Commentary by Rowan Williams
One of my great discoveries a couple of years ago was a Russian poet called Inna Lisnianskaya. Still alive and in enormous old age, she is very much in the great tradition of Russian women poets like Akhmatova, Tsvetaeva, both of whom she's written about. And some of her late poems are again about borderland experiences, about death and bereavement and what emerges from that.
I'm going to read first of all, one of her poems in my own translation which is partly about the death of her husband and its setting is fourth floor of a hotel in Jerusalem.

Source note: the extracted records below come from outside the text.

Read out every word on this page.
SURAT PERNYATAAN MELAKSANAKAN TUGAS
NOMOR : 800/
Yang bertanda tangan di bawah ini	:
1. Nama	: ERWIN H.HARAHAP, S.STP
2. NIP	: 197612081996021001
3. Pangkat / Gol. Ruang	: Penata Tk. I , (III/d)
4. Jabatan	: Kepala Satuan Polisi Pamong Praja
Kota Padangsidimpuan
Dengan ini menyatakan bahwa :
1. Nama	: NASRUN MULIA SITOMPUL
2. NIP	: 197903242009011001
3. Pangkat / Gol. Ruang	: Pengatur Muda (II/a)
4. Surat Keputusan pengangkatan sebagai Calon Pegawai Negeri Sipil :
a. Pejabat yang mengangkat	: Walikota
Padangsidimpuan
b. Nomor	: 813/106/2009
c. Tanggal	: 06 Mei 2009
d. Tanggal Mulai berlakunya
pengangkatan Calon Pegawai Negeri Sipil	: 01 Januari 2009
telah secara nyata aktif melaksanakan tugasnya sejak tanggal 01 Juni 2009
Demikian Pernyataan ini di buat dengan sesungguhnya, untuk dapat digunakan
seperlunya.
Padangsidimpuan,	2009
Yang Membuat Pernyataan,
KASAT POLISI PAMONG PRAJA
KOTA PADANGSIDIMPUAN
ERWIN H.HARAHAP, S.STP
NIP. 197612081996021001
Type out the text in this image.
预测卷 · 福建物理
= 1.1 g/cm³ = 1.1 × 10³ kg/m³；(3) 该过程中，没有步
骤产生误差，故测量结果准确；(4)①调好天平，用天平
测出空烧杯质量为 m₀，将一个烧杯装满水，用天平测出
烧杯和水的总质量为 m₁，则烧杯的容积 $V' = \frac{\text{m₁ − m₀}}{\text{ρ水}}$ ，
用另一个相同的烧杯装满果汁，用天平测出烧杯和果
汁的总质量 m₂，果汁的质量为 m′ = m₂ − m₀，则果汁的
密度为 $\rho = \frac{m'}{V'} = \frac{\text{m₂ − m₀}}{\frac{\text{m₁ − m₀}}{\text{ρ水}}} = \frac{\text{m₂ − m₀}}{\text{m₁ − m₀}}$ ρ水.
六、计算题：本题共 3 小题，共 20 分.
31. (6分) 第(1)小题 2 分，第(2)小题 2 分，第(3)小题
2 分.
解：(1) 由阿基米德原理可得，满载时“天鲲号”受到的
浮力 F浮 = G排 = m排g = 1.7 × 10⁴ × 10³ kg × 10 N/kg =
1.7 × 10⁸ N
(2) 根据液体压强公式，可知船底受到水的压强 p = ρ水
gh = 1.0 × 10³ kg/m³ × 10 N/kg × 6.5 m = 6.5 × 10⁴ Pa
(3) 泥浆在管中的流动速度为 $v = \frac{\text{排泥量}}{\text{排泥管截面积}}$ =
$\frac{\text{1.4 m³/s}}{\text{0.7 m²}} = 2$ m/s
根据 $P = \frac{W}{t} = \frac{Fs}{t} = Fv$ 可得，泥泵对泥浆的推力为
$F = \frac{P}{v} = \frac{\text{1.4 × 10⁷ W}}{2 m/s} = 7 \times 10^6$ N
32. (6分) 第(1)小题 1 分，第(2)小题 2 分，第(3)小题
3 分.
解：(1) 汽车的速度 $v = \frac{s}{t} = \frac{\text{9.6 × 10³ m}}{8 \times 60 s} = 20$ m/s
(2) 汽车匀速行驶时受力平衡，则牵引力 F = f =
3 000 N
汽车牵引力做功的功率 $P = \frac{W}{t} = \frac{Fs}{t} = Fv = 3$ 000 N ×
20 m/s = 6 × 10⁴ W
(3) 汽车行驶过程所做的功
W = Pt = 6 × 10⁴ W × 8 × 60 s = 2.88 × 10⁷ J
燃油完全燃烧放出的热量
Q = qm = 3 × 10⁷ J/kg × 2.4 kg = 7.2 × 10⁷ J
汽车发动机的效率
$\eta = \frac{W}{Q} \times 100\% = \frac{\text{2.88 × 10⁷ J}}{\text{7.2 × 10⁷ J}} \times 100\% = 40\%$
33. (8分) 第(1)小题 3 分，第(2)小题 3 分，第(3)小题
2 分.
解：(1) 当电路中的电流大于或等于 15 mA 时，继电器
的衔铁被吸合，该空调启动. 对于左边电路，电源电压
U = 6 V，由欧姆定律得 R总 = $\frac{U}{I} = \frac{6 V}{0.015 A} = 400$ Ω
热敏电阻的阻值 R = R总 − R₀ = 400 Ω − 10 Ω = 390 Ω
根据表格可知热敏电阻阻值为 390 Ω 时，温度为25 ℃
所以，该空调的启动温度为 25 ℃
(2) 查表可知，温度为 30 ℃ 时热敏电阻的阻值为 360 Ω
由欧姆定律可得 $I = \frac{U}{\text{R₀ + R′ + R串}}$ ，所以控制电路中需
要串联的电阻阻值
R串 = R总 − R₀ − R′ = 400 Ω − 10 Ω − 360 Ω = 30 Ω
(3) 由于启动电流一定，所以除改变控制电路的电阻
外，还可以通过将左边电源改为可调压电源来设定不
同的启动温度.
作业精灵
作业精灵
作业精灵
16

But interestingly, and you may find this relevant for this evening, I first read it as looking out from the fourth floor of a hospital, as one sometimes does between visits or when you wander out from sitting by somebody's bed and just look out of a window of a high floor. I think it was partly because it evoked to me some of those experiences when my parents were dying, that it spoke. It's a poem about the memory of love, the presence of challenge and again, what is squeezed out of necessity by that.
So here is
From the Fourth Floor
Inna Lisnianskaya –
My look-out is the mountain peak of the fourth floor;
the eyes are flooded with desert, a seascape
with Bedouin tents blowing full-sail across it,
a mackerel sky, layers of quivering sea-foam.
We came here once together.
The sun has set. A stark white outline tells us
yellow moonrise is on its way, because
the sun and moon don't get divided here;
but you and I do; here's my soul
making a detour of a thousand miles
Round through the Moscow blizzard, where your wheels stuck fast
for good. You left your stick for me, to use it for
a compass needle, and I followed your direction
straight away. Off for a month or so to Bible lands, and never
letting my gaze wander from the sands and their remembering.
Dates blaze in clusters on the palmtrees, eucalyptus
scratches its side against the thorny aloe, and a voice
has been, all day today, crying in the wilderness,
sounding just like that creaking lift in Moscow: just the two
of us, a kiss exchanged as we went up.
Climbing to this fourth floor peak is hard work. But
the desert keeps going up into the sky for ever, you can't tell
camels' humps from clouds up there. And like a car
slipping into its garage, the pine casket slips into this landscape.
The real view's your death; my life is the mirage.
I was so moved and engaged by Lisnianskaya that I wrote a little poem for her, which is again, as like lots of poems, about requited poetry, but it ends with I think one of her greatest images and couplets quoted in translation. A couplet which I think brings together quite a lot of what we've heard from Shakespeare and Keats and Blake. Quite a lot about that experience of being brought up short and being silenced that brings poetry to life, So here's a little poem to finish with,
For Inna Lisnianskaya:
Barefoot, down the long woodland corridors of frost,
over the needles, walks the forgotten
mistress of the king. She smells of grapes,
candles, black furs, of cooking smells
and smoke in a cramped flat. She will disturb
the clinical forest air with haze
and trembling. In the shining kingdom,
in the rich winter malls, she opens for business
with a stall of odds and ends, cheap and irregular,
and scented with a lost indoors. Don't beg,
she says, from the rich, only the poor;
get absolution from the sinner, not the saint.